Pardon pour l’Amérique, ouvrage singulier, ni roman ni récit ni essai ni mémoire, et pourtant un peu tout cela à la fois, s’ouvre sur la Floride telle qu’elle est peu de temps après l’investiture de Donald Trump, à première vue une terre de carte postale, mais très vite les descriptions caustiques de Rahmy contribuent à faire craquer le vernis des voiturettes de golf, des Cadillac customisées, des bronzages ostentatoires, des corps bodybuildés et des dentiers dernier cri. Notre regard fasciné par tant de platitude clinquante est habilement récupéré par l’auteur, qui le charge, par le biais d’une écriture claire et exacte, de sa propre compassion, avant de le diriger sur les personnes au service des nantis, ces opprimés qui leur servent de témoins, mais, comme le rappelle l’auteur en citant Paul Celan, « qui témoigne pour le témoin ? », eh bien Philippe Rahmy lui-même, qui écrit et qui parle, les auréolant de son verbe éclatant et poétique.
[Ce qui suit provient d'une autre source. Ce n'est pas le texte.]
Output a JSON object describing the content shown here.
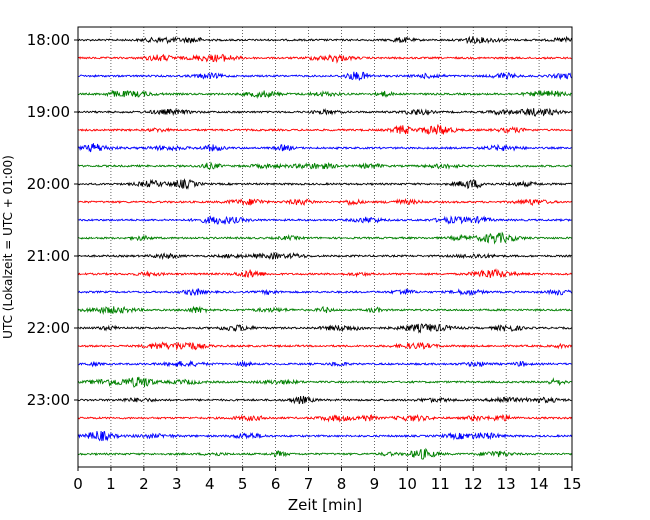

Les fragiles et les exploités de la Floride actuelle deviennent par extension les fragiles et les exploités de l’Amérique et du monde entier, « ceux qui, malgré leur disgrâce, ont encore une certaine espérance » (p. 57), que Philippe Rahmy s’obstine à leur insuffler, malgré le sordide de leur existence. Une espérance d’encre empathique pour « ceux qui avouent leur solitude, une solitude si profonde qu’elle les rend uniques et semblables à n’importe qui » (p. 60). Le mot « solitude » est posé. L’écriture de Philippe Rahmy est celle d’un homme que la maladie des os de verre aliène et condamne depuis la naissance, elle se trouve à la croisée de la souffrance et de la fureur qui découlent du sentiment d’impuissance éprouvé par quiconque se retrouvant affaibli et isolé contre sa propre volonté (« j’étais un gamin banal et rêveur, dont la particularité était de souffrir toujours. […] poli et tranquille par obligation, mais plein de rage, car parfaitement lucide […] prisonnier de ma condition […] en présence du sadisme et de la dévotion des personnels soignants », p. 281-285). Ceux qui savent ce que signifie être tyrannisé par la douleur savent également combien celle-ci peut « vivifier » (p. 283), « tirer du tombeau » (p. 286), peut devenir force de vie et de création : « Le lendemain, après avoir appris mes devoirs, à nouveau terrassé par la douleur, brûlant de fièvre, j’écrivais mon premier poème » (p. 290).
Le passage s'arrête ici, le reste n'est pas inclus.